Ксюша молча пила чай. Хотелось закричать, но голос будто застрял где-то между ложкой и горлом. Эти утренние разговоры были как ржавый гвоздь — мелко, мерзко, но цепляет.
— Ты бы хоть юбку купила, а то вечно в этих штанах своих. Как пацан, честное слово, — продолжала мама, садясь напротив. — Ты на что деньги-то тратишь, если не на себя? Или опять брату помогала?
Ксюша подняла глаза. Вот оно. Всегда к этому возвращается.
— Нет, не помогала. Денис взрослый мужик, ему тридцать. Пусть работает.
— Он и работает. Просто у него сейчас трудный период. После развода он…
— Мам, давай не будем. У него «трудный период» с девятого класса. Всё, что он делает — это жалуется и ждёт.
Тамара Сергеевна напряглась. Сделала вид, что поправляет скатерть.
— Тебя никто не заставляет. Я просто сказала, как мать. Жалко мне его, он мягкий. Не то что ты.
Вот и всё. Вот она, любимая старая пластинка.
Ксюша встала, поставила чашку в раковину.
— Мне пора. Совещание с восьми.
— Угу, беги. С собой ничего не возьмёшь? Я пюрешку сделала.
— Нет, спасибо, — сдержанно ответила Ксюша, стараясь не хлопнуть дверью.
На улице моросил дождь. Машины стекли по проспекту, как ленивые жуки. Ксюша шла к метро, зажав ворот куртки. Ей было холодно и противно. Она думала: почему всё вот так? Почему у неё мать — это не тихая старушка с внуками, а упрямая женщина с сигаретой, которая делает вид, что всё знает лучше всех?
Вечером было ещё хуже.
Когда она пришла с работы, в квартире уже был Денис. Он сидел на кухне, ел ту самую пюрешку, запивая пивом. Футболка грязная, волосы слиплись. На лице — вечная усталость и обида.
— О, привет, сестричка, — сказал он, не вставая. — Я тут, у мамы. Немного перекантуюсь.
— А у себя что, газ отключили? — спросила Ксюша, снимая пальто.
— Да ну, просто у меня ремонт. Ванну делают. Мастера какие-то мутные, я у них на глазах не хочу оставаться.
— Сколько ты будешь здесь?
— Ну ты как всегда, — протянул он. — Прямо с порога — сколько, да что, да почему. Ты как контролёр, честное слово.
Тамара Сергеевна вышла из ванной, волосы намотаны на полотенце.
— Ну что вы, опять? Только пришла — и сразу ругня. Денису тяжело, он сейчас без поддержки.
— Мам, у него была жена. Где она теперь? — резко сказала Ксюша. — А я тебе что, банкомат?
— А ты что, чужой человек? Ты же его сестра! Мы — семья, у нас так не принято.
Ксюша тяжело вздохнула. Семья. Это слово она с детства не любила. В их доме оно означало: молчи, помогай, не ной.

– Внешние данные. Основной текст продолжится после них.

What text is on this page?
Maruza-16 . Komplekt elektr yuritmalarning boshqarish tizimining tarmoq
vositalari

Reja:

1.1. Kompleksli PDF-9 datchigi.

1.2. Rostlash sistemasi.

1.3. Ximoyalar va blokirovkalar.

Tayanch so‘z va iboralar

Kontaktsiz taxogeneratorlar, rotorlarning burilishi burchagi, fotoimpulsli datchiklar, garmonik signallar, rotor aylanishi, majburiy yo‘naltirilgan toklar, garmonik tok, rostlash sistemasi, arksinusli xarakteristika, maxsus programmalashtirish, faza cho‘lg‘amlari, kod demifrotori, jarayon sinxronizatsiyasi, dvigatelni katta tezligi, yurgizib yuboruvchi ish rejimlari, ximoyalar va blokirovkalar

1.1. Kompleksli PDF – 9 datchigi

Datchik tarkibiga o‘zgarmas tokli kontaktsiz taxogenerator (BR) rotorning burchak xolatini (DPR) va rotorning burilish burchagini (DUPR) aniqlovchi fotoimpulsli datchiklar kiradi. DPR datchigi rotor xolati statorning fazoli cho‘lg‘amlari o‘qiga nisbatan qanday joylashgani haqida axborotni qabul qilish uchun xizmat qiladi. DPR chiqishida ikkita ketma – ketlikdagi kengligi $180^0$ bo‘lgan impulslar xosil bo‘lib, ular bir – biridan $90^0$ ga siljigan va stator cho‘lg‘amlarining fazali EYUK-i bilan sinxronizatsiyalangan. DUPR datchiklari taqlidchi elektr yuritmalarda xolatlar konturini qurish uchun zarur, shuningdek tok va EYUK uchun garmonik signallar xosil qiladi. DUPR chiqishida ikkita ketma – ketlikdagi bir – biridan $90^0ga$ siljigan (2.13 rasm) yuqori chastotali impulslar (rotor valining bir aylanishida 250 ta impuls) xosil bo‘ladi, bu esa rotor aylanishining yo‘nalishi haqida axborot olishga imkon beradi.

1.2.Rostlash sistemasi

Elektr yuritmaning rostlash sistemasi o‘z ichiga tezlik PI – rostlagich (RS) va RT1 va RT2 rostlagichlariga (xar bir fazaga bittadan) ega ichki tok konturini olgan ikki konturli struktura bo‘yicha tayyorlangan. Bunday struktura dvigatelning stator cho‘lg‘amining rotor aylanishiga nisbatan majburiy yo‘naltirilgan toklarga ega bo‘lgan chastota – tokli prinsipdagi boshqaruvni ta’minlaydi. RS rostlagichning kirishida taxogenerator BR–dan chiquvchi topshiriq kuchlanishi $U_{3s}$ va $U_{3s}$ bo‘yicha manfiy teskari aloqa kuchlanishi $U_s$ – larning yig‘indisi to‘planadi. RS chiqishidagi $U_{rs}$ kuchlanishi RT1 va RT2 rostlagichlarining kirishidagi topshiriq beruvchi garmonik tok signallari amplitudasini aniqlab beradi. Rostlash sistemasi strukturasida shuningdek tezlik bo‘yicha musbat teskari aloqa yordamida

Для Дениса — забота. Для неё — обязанность.
— Он будет здесь жить? — спросила она, уже тише, но с нажимом.
— Ну не на улице же ему спать. Что ты начинаешь? — с раздражением сказала мать. — Это моя квартира. Я решаю.
— Половина квартиры — моя, мам.
В кухне стало тихо. Только капало что-то из крана.
— Ах вот как, — медленно сказала Тамара Сергеевна, выпрямляясь. — Значит, уже наполовину хозяйка?
— Мам, не начинай. Просто скажи, на сколько он здесь.
— Я не знаю! Сколько нужно — столько и будет. Это не обсуждается.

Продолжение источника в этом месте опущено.